You will need to be careful not to overwhelm the data link with too much data. In the previous demo I had reduced the base station sample rate to 1 Hz which is where I left it for this exercise.  In many cases, people convert the raw measurement data to RTCM format to reduce its size before sending it over the radio but this is not an option in this case because the receiver won’t output the raw measurements in RTCM format and we do not have a CPU in the base station to do the conversion.  As long as we are careful not to exceed the bandwidth of the radio link this should be OK although our rover distances may be limited since higher data rates are supposed to decrease the range of the radio.

At this point you should be able to communicate with the GPS receiver in the base station through the radio link. I started up the Ublox u-center eval software at this point just to verify that I could communicate in both directions.
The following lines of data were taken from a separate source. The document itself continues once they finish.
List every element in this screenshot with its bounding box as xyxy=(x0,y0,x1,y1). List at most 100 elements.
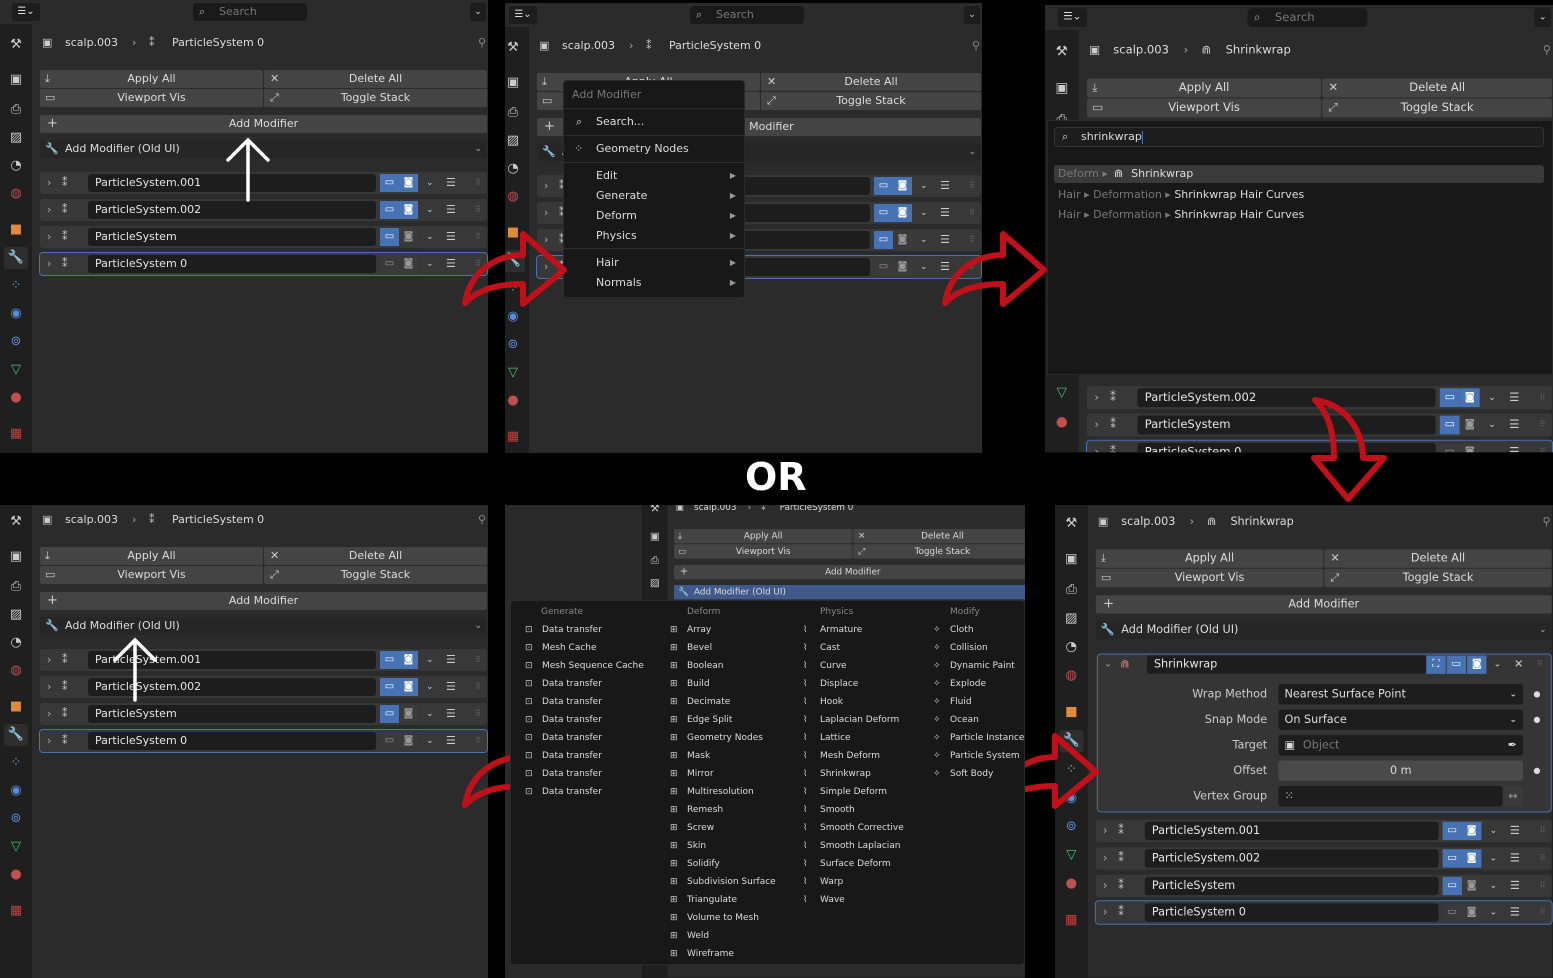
menu-item[interactable]: ⊞ Array xyxy=(670,621,711,639)
menu-item[interactable]: ✧ Fluid xyxy=(933,693,972,711)
menu-item[interactable]: ⌇ Cast xyxy=(803,639,840,657)
menu-item[interactable]: ⊡ Mesh Sequence Cache xyxy=(525,657,644,675)
laplacian-deform-icon: ⌇ xyxy=(803,715,808,725)
explode-icon: ✧ xyxy=(933,679,941,689)
menu-item-label: Cloth xyxy=(950,625,974,635)
menu-item[interactable]: ⌇ Smooth xyxy=(803,801,855,819)
menu-item[interactable]: ⌇ Smooth Corrective xyxy=(803,819,904,837)
triangulate-icon: ⊞ xyxy=(670,895,678,905)
menu-item[interactable]: ⊞ Edge Split xyxy=(670,711,732,729)
column-header: Physics xyxy=(820,607,854,617)
menu-item-label: Screw xyxy=(687,823,715,833)
menu-item[interactable]: ⌇ Laplacian Deform xyxy=(803,711,899,729)
menu-item-label: Subdivision Surface xyxy=(687,877,776,887)
menu-item[interactable]: ⌇ Lattice xyxy=(803,729,851,747)
menu-item[interactable]: ⌇ Hook xyxy=(803,693,843,711)
menu-item[interactable]: ⊡ Mesh Cache xyxy=(525,639,597,657)
menu-item-label: Boolean xyxy=(687,661,724,671)
lattice-icon: ⌇ xyxy=(803,733,808,743)
menu-item[interactable]: ⊞ Bevel xyxy=(670,639,712,657)
particle-instance-icon: ✧ xyxy=(933,733,941,743)
menu-item[interactable]: ⊞ Multiresolution xyxy=(670,783,754,801)
menu-item[interactable]: ⊞ Volume to Mesh xyxy=(670,909,759,927)
menu-item[interactable]: ⊡ Data transfer xyxy=(525,693,602,711)
menu-item[interactable]: ✧ Particle Instance xyxy=(933,729,1024,747)
menu-item-label: Fluid xyxy=(950,697,972,707)
menu-item[interactable]: ⌇ Warp xyxy=(803,873,843,891)
smooth-icon: ⌇ xyxy=(803,805,808,815)
menu-item-label: Dynamic Paint xyxy=(950,661,1015,671)
menu-item[interactable]: ✧ Dynamic Paint xyxy=(933,657,1015,675)
menu-column-generate: Generate ⊡ Data transfer ⊡ Mesh Cache ⊡ Mesh S… xyxy=(525,607,655,957)
collision-icon: ✧ xyxy=(933,643,941,653)
column-header: Generate xyxy=(541,607,584,617)
hook-icon: ⌇ xyxy=(803,697,808,707)
column-header: Deform xyxy=(687,607,721,617)
menu-item[interactable]: ⊞ Boolean xyxy=(670,657,723,675)
menu-item-label: Bevel xyxy=(687,643,713,653)
menu-item[interactable]: ✧ Particle System xyxy=(933,747,1020,765)
menu-item[interactable]: ✧ Collision xyxy=(933,639,988,657)
menu-item[interactable]: ⊞ Skin xyxy=(670,837,706,855)
boolean-icon: ⊞ xyxy=(670,661,678,671)
menu-item[interactable]: ⊞ Mirror xyxy=(670,765,714,783)
wireframe-icon: ⊞ xyxy=(670,949,678,959)
smooth-laplacian-icon: ⌇ xyxy=(803,841,808,851)
menu-item[interactable]: ⊞ Triangulate xyxy=(670,891,737,909)
data-transfer-icon: ⊡ xyxy=(525,697,533,707)
menu-item-label: Displace xyxy=(820,679,859,689)
menu-item-label: Data transfer xyxy=(542,751,602,761)
menu-item-label: Data transfer xyxy=(542,769,602,779)
menu-item[interactable]: ⌇ Surface Deform xyxy=(803,855,891,873)
menu-item-label: Hook xyxy=(820,697,843,707)
menu-item[interactable]: ⊡ Data transfer xyxy=(525,621,602,639)
menu-item[interactable]: ⊞ Build xyxy=(670,675,710,693)
menu-item[interactable]: ⊡ Data transfer xyxy=(525,765,602,783)
menu-item[interactable]: ⌇ Mesh Deform xyxy=(803,747,880,765)
menu-item[interactable]: ⌇ Smooth Laplacian xyxy=(803,837,901,855)
remesh-icon: ⊞ xyxy=(670,805,678,815)
dynamic-paint-icon: ✧ xyxy=(933,661,941,671)
menu-item[interactable]: ⌇ Shrinkwrap xyxy=(803,765,871,783)
cast-icon: ⌇ xyxy=(803,643,808,653)
array-icon: ⊞ xyxy=(670,625,678,635)
menu-item[interactable]: ✧ Explode xyxy=(933,675,986,693)
menu-item[interactable]: ⊞ Screw xyxy=(670,819,714,837)
menu-item-label: Surface Deform xyxy=(820,859,891,869)
menu-item[interactable]: ✧ Soft Body xyxy=(933,765,993,783)
menu-item[interactable]: ⊡ Data transfer xyxy=(525,783,602,801)
bevel-icon: ⊞ xyxy=(670,643,678,653)
menu-item[interactable]: ⊞ Decimate xyxy=(670,693,730,711)
menu-item[interactable]: ⊞ Weld xyxy=(670,927,709,945)
menu-item-label: Weld xyxy=(687,931,710,941)
menu-item[interactable]: ⊞ Geometry Nodes xyxy=(670,729,763,747)
smooth-corrective-icon: ⌇ xyxy=(803,823,808,833)
menu-item[interactable]: ⌇ Wave xyxy=(803,891,845,909)
menu-item[interactable]: ⊡ Data transfer xyxy=(525,729,602,747)
menu-item-label: Mesh Sequence Cache xyxy=(542,661,644,671)
add-modifier-old-menu: Generate ⊡ Data transfer ⊡ Mesh Cache ⊡ Mesh S… xyxy=(510,600,1025,965)
menu-item[interactable]: ✧ Ocean xyxy=(933,711,979,729)
menu-item[interactable]: ⊡ Data transfer xyxy=(525,711,602,729)
menu-item-label: Laplacian Deform xyxy=(820,715,900,725)
menu-item[interactable]: ⊞ Wireframe xyxy=(670,945,734,963)
menu-item[interactable]: ⊞ Solidify xyxy=(670,855,720,873)
menu-item[interactable]: ✧ Cloth xyxy=(933,621,974,639)
menu-item-label: Shrinkwrap xyxy=(820,769,871,779)
soft-body-icon: ✧ xyxy=(933,769,941,779)
menu-item[interactable]: ⊡ Data transfer xyxy=(525,675,602,693)
menu-item[interactable]: ⌇ Displace xyxy=(803,675,858,693)
menu-item[interactable]: ⌇ Curve xyxy=(803,657,847,675)
menu-item[interactable]: ⌇ Armature xyxy=(803,621,862,639)
menu-item[interactable]: ⌇ Simple Deform xyxy=(803,783,887,801)
menu-item[interactable]: ⊡ Data transfer xyxy=(525,747,602,765)
menu-item-label: Edge Split xyxy=(687,715,733,725)
mesh-sequence-cache-icon: ⊡ xyxy=(525,661,533,671)
skin-icon: ⊞ xyxy=(670,841,678,851)
menu-item[interactable]: ⊞ Remesh xyxy=(670,801,723,819)
data-transfer-icon: ⊡ xyxy=(525,679,533,689)
menu-item-label: Geometry Nodes xyxy=(687,733,763,743)
menu-item[interactable]: ⊞ Subdivision Surface xyxy=(670,873,776,891)
menu-item[interactable]: ⊞ Mask xyxy=(670,747,710,765)
menu-item-label: Collision xyxy=(950,643,988,653)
Make sure you disconnect or close it when you are done, or it will prevent RTKNAVI from accessing the com port.

Once you have established the radio link is working, you should be able to startup RTKNAVI and follow the instructions from the previous post to configure and run it. The only difference will be that you will probably find the radio is using a different com port than the GPS receiver so you will need to change that in the Input data stream menu.

I placed my base station on a tripod for convenience and to get the radio antenna further off the ground. I used a 8” pizza pan (88 cents at Walmart) for a ground plane. Here’s a photo of the assembled base station.

tripod

I placed the radio underneath the ground plane and the antenna pointed down in case that helped reduce possible interference between the radio and the GPS receiver but I did not do any testing to evaluate how effective this was. I probably should have also mounted the USB battery pack underneath as well just to keep things cleaner but didn’t get around to it.
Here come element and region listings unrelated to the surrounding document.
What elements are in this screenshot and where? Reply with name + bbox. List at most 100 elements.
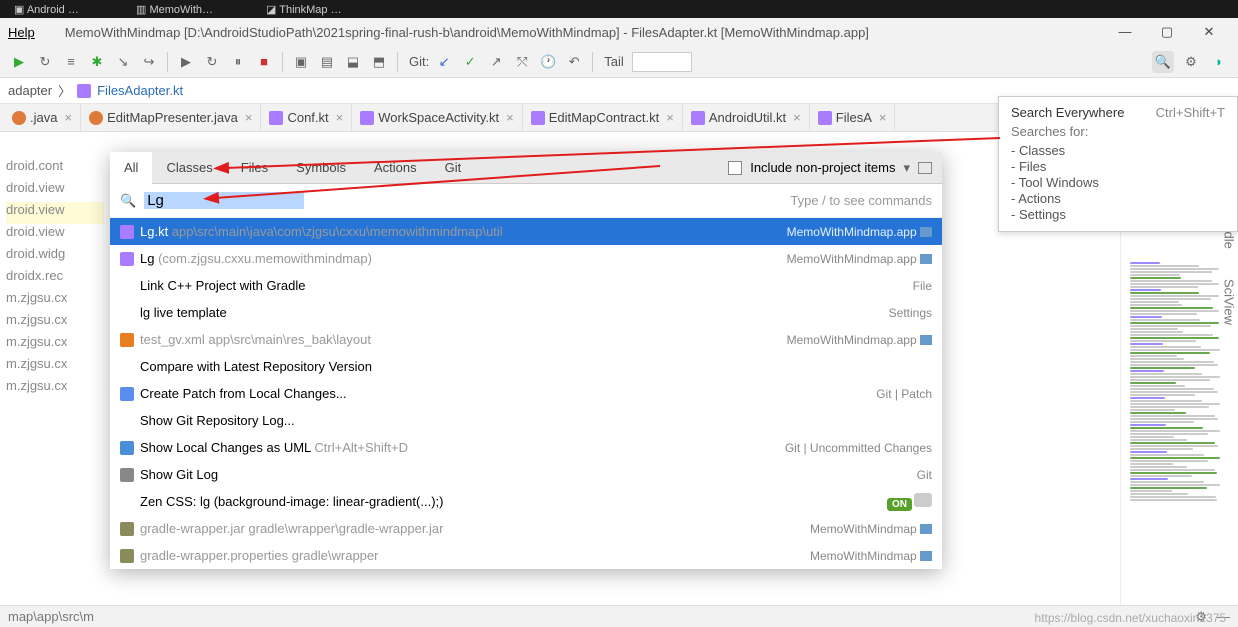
result-location: MemoWithMindmap.app — [787, 252, 932, 266]
search-input[interactable] — [144, 192, 304, 209]
avd-icon[interactable]: ▤ — [316, 51, 338, 73]
sdk-icon[interactable]: ⬓ — [342, 51, 364, 73]
breadcrumb-item[interactable]: adapter — [8, 83, 52, 98]
pin-icon[interactable] — [918, 162, 932, 174]
result-row[interactable]: gradle-wrapper.jar gradle\wrapper\gradle… — [110, 515, 942, 542]
settings-icon[interactable]: ⚙ — [1180, 51, 1202, 73]
breadcrumb-file[interactable]: FilesAdapter.kt — [97, 83, 183, 98]
tab-label: AndroidUtil.kt — [709, 110, 786, 125]
result-row[interactable]: Compare with Latest Repository Version — [110, 353, 942, 380]
refresh-icon[interactable]: ↻ — [34, 51, 56, 73]
result-location: Settings — [889, 306, 932, 320]
history-icon[interactable]: 🕐 — [537, 51, 559, 73]
result-label: gradle-wrapper.jar gradle\wrapper\gradle… — [140, 521, 444, 536]
result-row[interactable]: Show Git LogGit — [110, 461, 942, 488]
toggle-on[interactable]: ON — [887, 498, 912, 511]
pause-icon[interactable]: ⏸ — [227, 51, 249, 73]
result-row[interactable]: Link C++ Project with GradleFile — [110, 272, 942, 299]
tip-item: - Files — [1011, 159, 1225, 174]
editor-tab[interactable]: AndroidUtil.kt × — [683, 104, 810, 131]
popup-tab-git[interactable]: Git — [431, 152, 476, 184]
tip-item: - Settings — [1011, 207, 1225, 222]
close-button[interactable]: ✕ — [1200, 24, 1218, 40]
log-icon — [120, 468, 134, 482]
replay-icon[interactable]: ↻ — [201, 51, 223, 73]
editor-tab[interactable]: EditMapPresenter.java× — [81, 104, 261, 131]
result-row[interactable]: Zen CSS: lg (background-image: linear-gr… — [110, 488, 942, 515]
result-row[interactable]: Lg (com.zjgsu.cxxu.memowithmindmap)MemoW… — [110, 245, 942, 272]
folder-icon — [920, 524, 932, 534]
gutter-line: droid.view — [6, 224, 104, 246]
kt-file-icon — [531, 111, 545, 125]
editor-tab[interactable]: EditMapContract.kt× — [523, 104, 683, 131]
search-icon[interactable]: 🔍 — [1152, 51, 1174, 73]
result-location: MemoWithMindmap.app — [787, 333, 932, 347]
step-in-icon[interactable]: ↘ — [112, 51, 134, 73]
gutter-line: m.zjgsu.cx — [6, 334, 104, 356]
result-location: Git — [917, 468, 932, 482]
compare-icon[interactable]: ⤲ — [511, 51, 533, 73]
separator — [167, 52, 168, 72]
play-icon[interactable]: ▶ — [175, 51, 197, 73]
editor-tab[interactable]: Conf.kt × — [261, 104, 352, 131]
tip-item: - Actions — [1011, 191, 1225, 206]
tip-title: Search Everywhere — [1011, 105, 1124, 120]
commit-icon[interactable]: ✓ — [459, 51, 481, 73]
os-taskbar-fragment: ▣ Android … ▥ MemoWith… ◪ ThinkMap … — [0, 0, 1238, 18]
filter-icon[interactable]: ▾ — [903, 160, 910, 176]
popup-tab-symbols[interactable]: Symbols — [282, 152, 360, 184]
gutter-line: m.zjgsu.cx — [6, 312, 104, 334]
tool-tab-sciview[interactable]: SciView — [1222, 279, 1237, 325]
assistant-icon[interactable]: ◗ — [1208, 51, 1230, 73]
editor-tab[interactable]: FilesA × — [810, 104, 896, 131]
popup-tab-files[interactable]: Files — [227, 152, 282, 184]
gutter-line — [6, 136, 104, 158]
list-icon[interactable]: ≡ — [60, 51, 82, 73]
revert-icon[interactable]: ↶ — [563, 51, 585, 73]
push-icon[interactable]: ↗ — [485, 51, 507, 73]
result-row[interactable]: test_gv.xml app\src\main\res_bak\layoutM… — [110, 326, 942, 353]
window-title: MemoWithMindmap [D:\AndroidStudioPath\20… — [65, 25, 869, 40]
popup-tab-actions[interactable]: Actions — [360, 152, 431, 184]
gutter-line: m.zjgsu.cx — [6, 378, 104, 400]
result-row[interactable]: Lg.kt app\src\main\java\com\zjgsu\cxxu\m… — [110, 218, 942, 245]
close-icon[interactable]: × — [245, 110, 253, 125]
popup-search-row: 🔍 Type / to see commands — [110, 184, 942, 218]
search-hint: Type / to see commands — [790, 193, 932, 208]
close-icon[interactable]: × — [793, 110, 801, 125]
bug-icon[interactable]: ✱ — [86, 51, 108, 73]
popup-tab-classes[interactable]: Classes — [152, 152, 226, 184]
close-icon[interactable]: × — [879, 110, 887, 125]
tail-input[interactable] — [632, 52, 692, 72]
vcs-label: Git: — [409, 54, 429, 69]
stop-icon[interactable]: ■ — [253, 51, 275, 73]
include-nonproject-checkbox[interactable] — [728, 161, 742, 175]
close-icon[interactable]: × — [506, 110, 514, 125]
toolbar-right: 🔍 ⚙ ◗ — [1152, 51, 1230, 73]
step-over-icon[interactable]: ↪ — [138, 51, 160, 73]
tab-label: Conf.kt — [287, 110, 328, 125]
result-row[interactable]: Show Git Repository Log... — [110, 407, 942, 434]
minimap[interactable] — [1130, 262, 1230, 582]
result-row[interactable]: lg live templateSettings — [110, 299, 942, 326]
close-icon[interactable]: × — [336, 110, 344, 125]
minimize-button[interactable]: — — [1116, 24, 1134, 40]
result-row[interactable]: gradle-wrapper.properties gradle\wrapper… — [110, 542, 942, 569]
maximize-button[interactable]: ▢ — [1158, 24, 1176, 40]
result-row[interactable]: Show Local Changes as UML Ctrl+Alt+Shift… — [110, 434, 942, 461]
result-label: Show Git Repository Log... — [140, 413, 295, 428]
close-icon[interactable]: × — [666, 110, 674, 125]
sync-icon[interactable]: ⬒ — [368, 51, 390, 73]
diff-icon — [120, 387, 134, 401]
result-row[interactable]: Create Patch from Local Changes...Git | … — [110, 380, 942, 407]
device-icon[interactable]: ▣ — [290, 51, 312, 73]
editor-tab[interactable]: WorkSpaceActivity.kt× — [352, 104, 522, 131]
editor-tab[interactable]: .java× — [4, 104, 81, 131]
editor-gutter: droid.contdroid.viewdroid.viewdroid.view… — [0, 132, 110, 605]
menu-help[interactable]: Help — [8, 25, 35, 40]
update-icon[interactable]: ↙ — [433, 51, 455, 73]
run-icon[interactable]: ▶ — [8, 51, 30, 73]
close-icon[interactable]: × — [64, 110, 72, 125]
popup-tab-all[interactable]: All — [110, 152, 152, 184]
tab-label: FilesA — [836, 110, 872, 125]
I then mounted the other radio and GPS receiver antennas on top of my car to use as the rover. As I do for all my data sets, I started the data collection and then remained stationary until I got a fix. Typically this takes about 3 or 4 minutes and that is what happened in all of my runs. After starting RTKNAVI, I opened two plot windows. In the first I selected “Gnd Trk” and in the second I selected the “Nsat” plot option because this option includes a plot of age of differential, the delay in time between the rover measurement and the base station measurement. When close to the base station the age of differential remained between 0.2 and 1.2 seconds which makes sense since the base station is sampling every second and there will be a short delay for the radio link. As I got further from the rover I started to see this number increase as the radio link started to breakdown and I started to lose base observations. Here is the plot with the age of differential shown in the middle window.

radio5

Here is the ground plot and position plot from the same run.

radio6

In general, I seemed to start losing the radio link at about 100 meters. This is less than the 300 meters I was expecting, but maybe optimization of the radio settings and antenna locations would help. I did spend a little time adjusting these without seeing much difference in the results, but it was far from an exhaustive effort.

Here’s another short run where I drove out 350 meters and back showing age of differential and position. In this case I again lost the radio connection at about 100 meters and the age of differential increased all the way to the “Max Age of Diff” option (75 sec) without losing fix. It then regained a fix immediately after the age of differential dropped back below 75 seconds.

radio7

In another run, I reduced the base station sampling rate from 1 Hz to 0.2 Hz and also reduced the air speed setting of the radio from 64 to 16 to see if this would affect either the range of the radios or the reliability of the solution. I did not find it made much difference to either one. I did lose the fix after exceeding the max age of differential in this run but that may just be because I exceeded it for a longer time than in the previous example. Here is the age of differential and position plots for this run:

radio8

Overall, the radios were a little frustrating to configure, and their range was a little disappointing, but otherwise the experiment was a success.